Not able to reconcile this point, I embarked on another round of interviews, this time to review the company’s marketing. I gained great insight into our messaging with just a handful of discussions with elementary school educators. First, the message has to match where the customer is in the buying cycle. When considering a new program, the initial question for the teacher is whether the lesson as designed by the publisher will interest her students. Only if she believes the students will be interested, does she ask the second question: “Will I be able to implement this curriculum successfully in the classroom?”

Second, I learned that teachers found the marketing materials offensive. By promoting the main benefit of the program as being timesav-ing, teachers felt the company was suggesting that they were looking to take shortcuts. Therefore, not only was the company’s marketing focused on the wrong message in the buying cycle, it also offended the very audience we were looking to persuade.
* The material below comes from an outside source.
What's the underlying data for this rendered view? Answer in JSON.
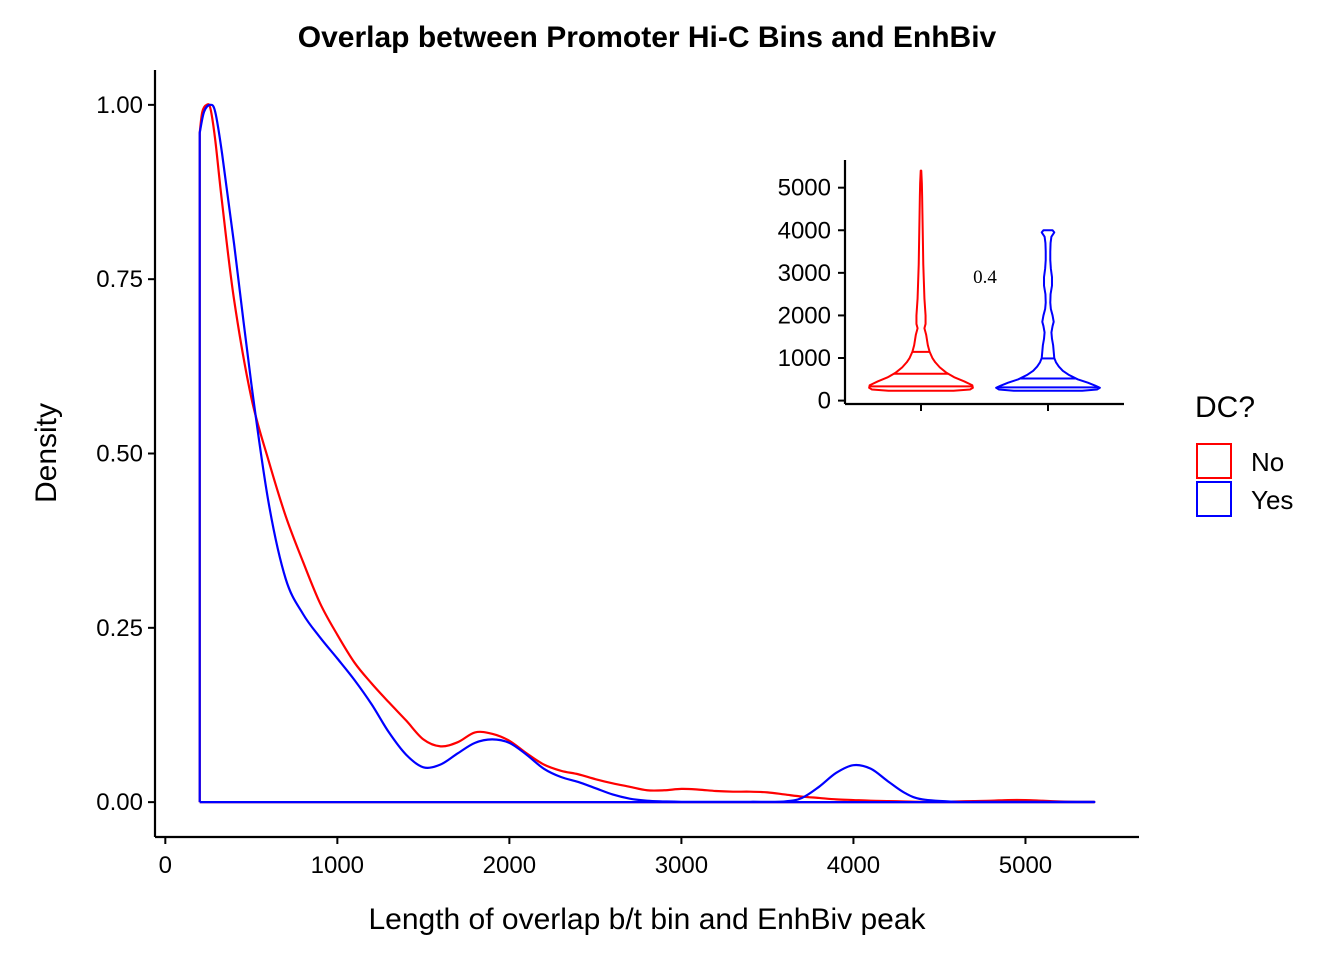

As a result, we changed the main message to “engaging students in science” which went to the heart of the primary buying motivation. We then focused the secondary message on ease of implementation, which conveyed a similar idea as timesaving without offending. The national level education tradeshow that followed the messaging change was a great success.

Fortunately for the company, the messaging error was picked up and corrected early. Nevertheless, I learned some valuable lessons, the most important being to test your marketing message with real customers. With the Internet, testing messaging is now easier than when I learned this lesson. For example, I can test the click through rates of different Google Adwords campaigns and the effectiveness of different landing pages without ever getting up from my desk. Nevertheless, even with this convenience, I still have to speak to customers to understand why one message works better than another does. Before I launch a product now, I always first test my message.